Development and validation of a small SNP panel for feed efficiency in beef cattle

The objective of this study was to develop and validate a customized cost-effective single nucleotide polymorphism (SNP) panel for genetic improvement of feed efficiency in beef cattle. The SNPs identified in previous association studies and through extensive analysis of candidate genomic regions and genes, were screened for their functional impact and allele frequency in Angus and Hereford breeds used as validation candidates for the panel. Association analyses were performed on genotypes of 159 SNPs from new samples of Angus (n = 160), Hereford (n = 329), and Angus-Hereford crossbred (n = 382) cattle using allele substitution and genotypic models in ASReml. Genomic heritabilities were estimated for feed efficiency traits using the full set of SNPs, SNPs associated with at least one of the traits (at P <= 0.05 and P < 0.10), as well as the Illumina bovine 50K representing a widely used commercial genotyping panel. A total of 63 SNPs within 43 genes showed association (P <= 0.05) with at least one trait.
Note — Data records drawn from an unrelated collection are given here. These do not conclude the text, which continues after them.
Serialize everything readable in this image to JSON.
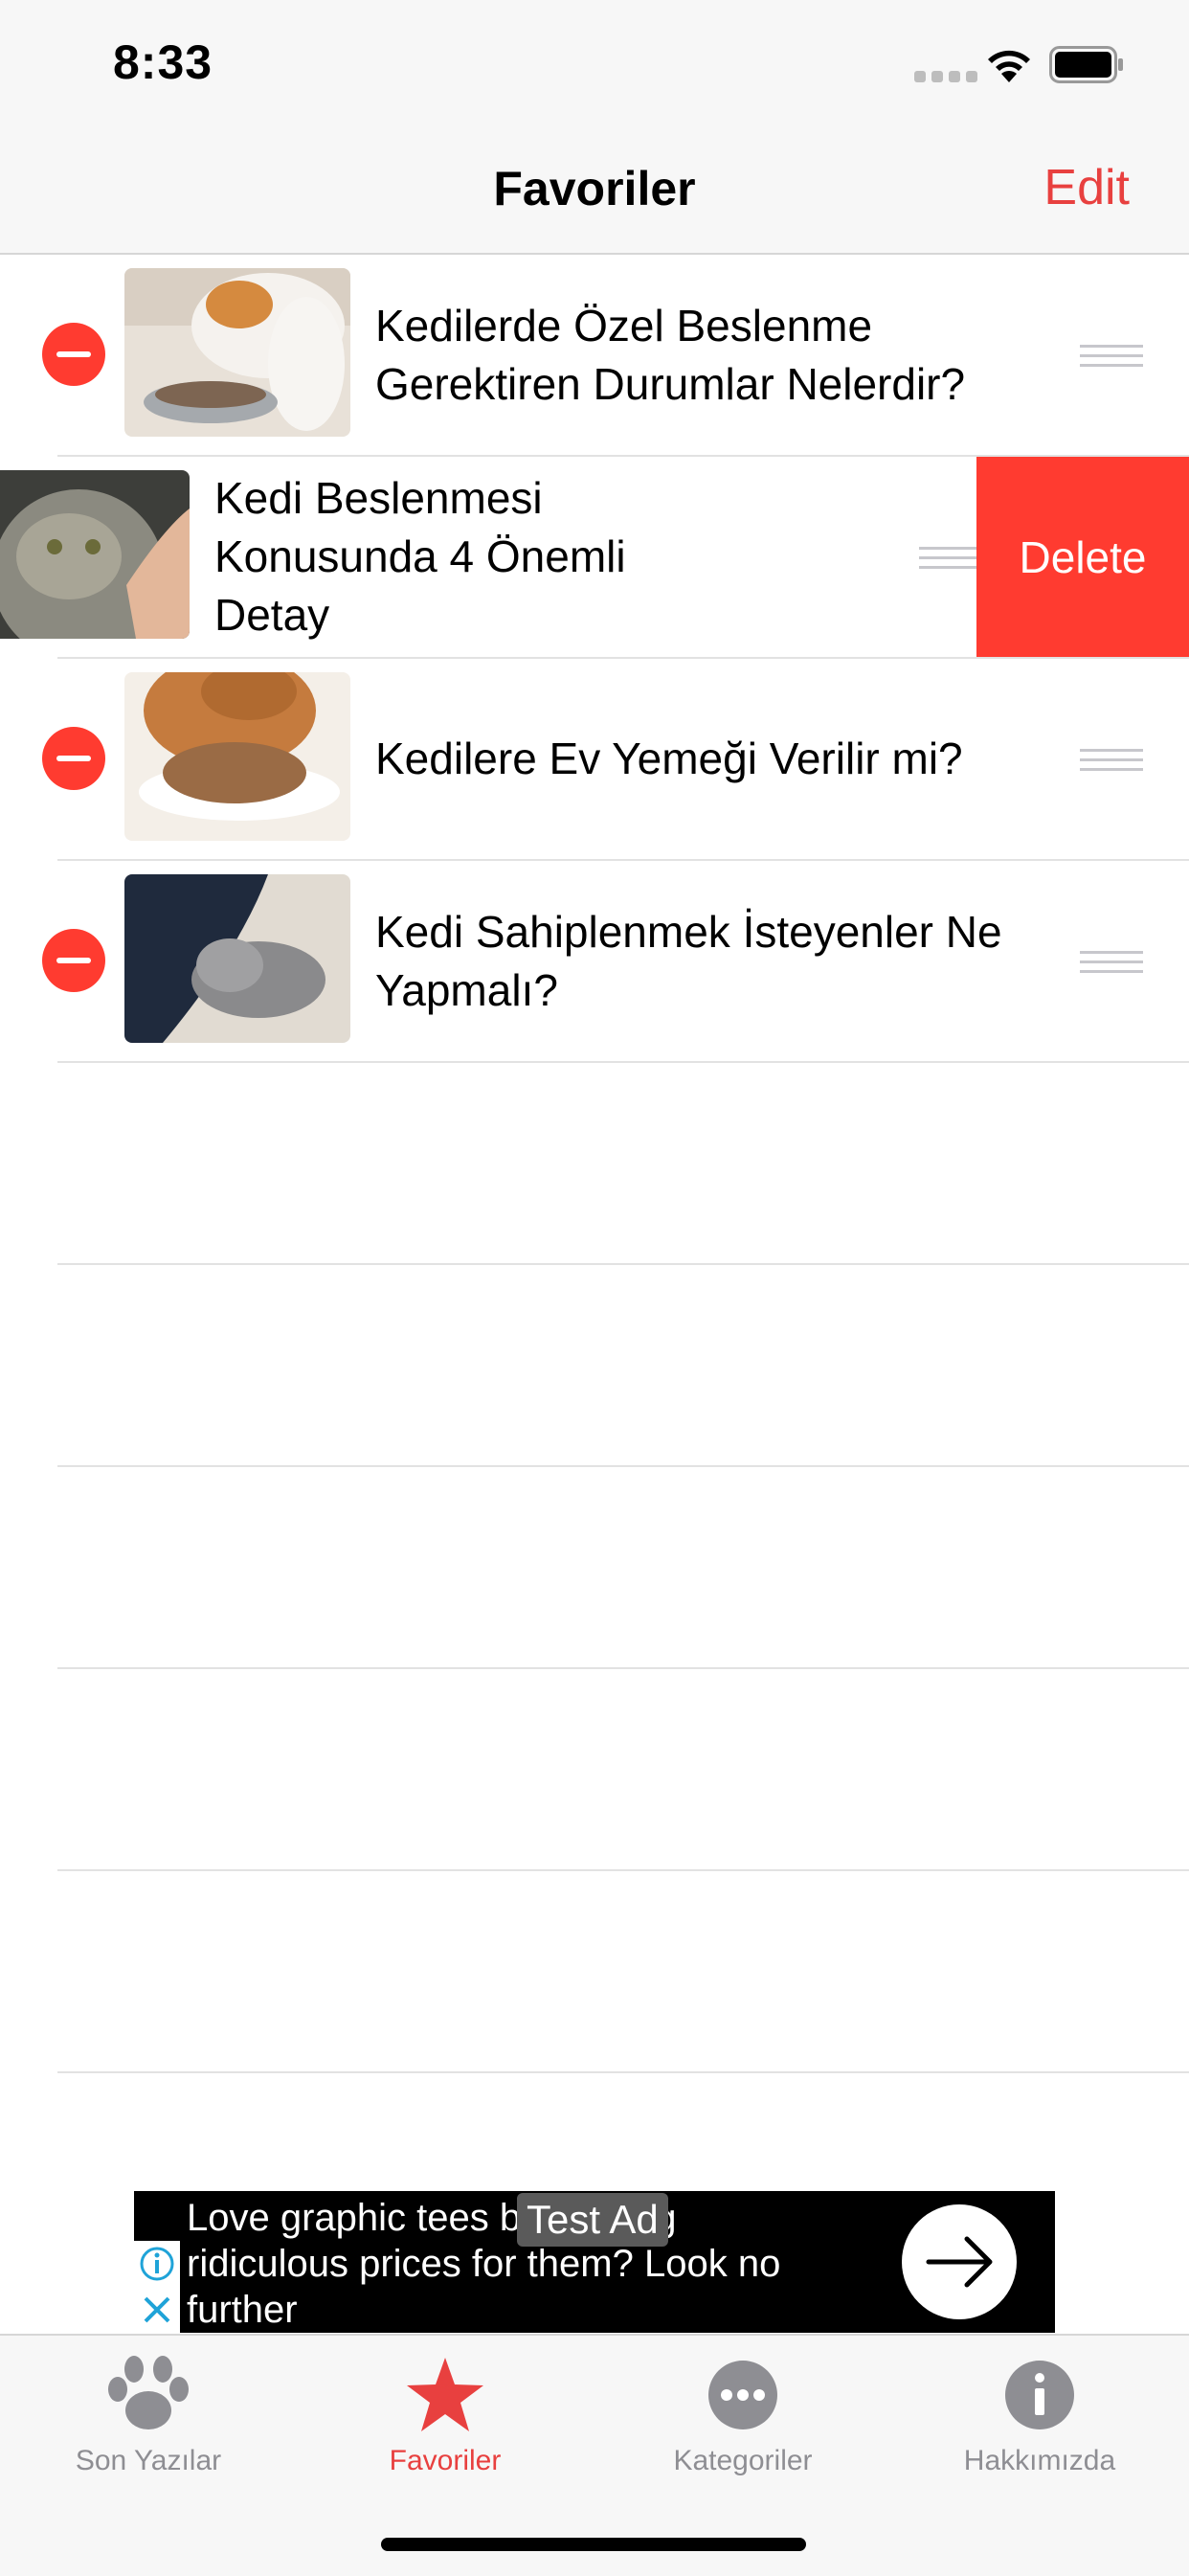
{
  "status_bar": {
    "time": "8:33"
  },
  "nav": {
    "title": "Favoriler",
    "edit_label": "Edit"
  },
  "list": {
    "items": [
      {
        "title": "Kedilerde Özel Beslenme Gerektiren Durumlar Nelerdir?"
      },
      {
        "title": "Kedi Beslenmesi Konusunda 4 Önemli Detay",
        "delete_label": "Delete"
      },
      {
        "title": "Kedilere Ev Yemeği Verilir mi?"
      },
      {
        "title": "Kedi Sahiplenmek İsteyenler Ne Yapmalı?"
      }
    ]
  },
  "ad": {
    "text": "Love graphic tees but paying ridiculous prices for them? Look no further",
    "tag": "Test Ad"
  },
  "tab_bar": {
    "tabs": [
      {
        "label": "Son Yazılar",
        "icon": "paw-icon"
      },
      {
        "label": "Favoriler",
        "icon": "star-icon",
        "active": true
      },
      {
        "label": "Kategoriler",
        "icon": "more-icon"
      },
      {
        "label": "Hakkımızda",
        "icon": "info-icon"
      }
    ]
  },
  "colors": {
    "accent": "#e8403f",
    "delete": "#ff3b30",
    "inactive": "#8e8e93"
  }
}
The minor alleles of SNPs located in the GHR and CAST genes were associated with decreasing effects on residual feed intake (RFI) and/or RFI adjusted for backfat (RFIf), whereas minor alleles of SNPs within MKI67 gene were associated with increasing effects on RFI and RFIf. Additionally, the minor allele of rs137400016 SNP within CNTFR was associated with increasing average daily gain (ADG). The SNPs genotypes within UMPS, SMARCAL, CCSER1, and LMCD1 genes showed significant over-dominance effects whereas other SNPs located in SMARCAL1, ANXA2, CACNA1G, and PHYHIPL genes showed additive effects on RFI and RFIf. Gene enrichment analysis indicated that gland development, as well as ion and cation transport are important physiological mechanisms contributing to variation in feed efficiency traits. The study revealed the effect of the Jak-STAT signaling pathway on feed efficiency through the CNTFR, OSMR, and GHR genes. Genomic heritability using the 63 significant (P <= 0.05) SNPs was 0.09, 0.09, 0.13, 0.05, 0.05, and 0.07 for ADG, dry matter intake, midpoint metabolic weight, RFI, RFIf, and backfat, respectively. These SNPs contributed to genetic variation in the studied traits and thus can potentially be used or tested to generate cost-effective molecular breeding values for feed efficiency in beef cattle.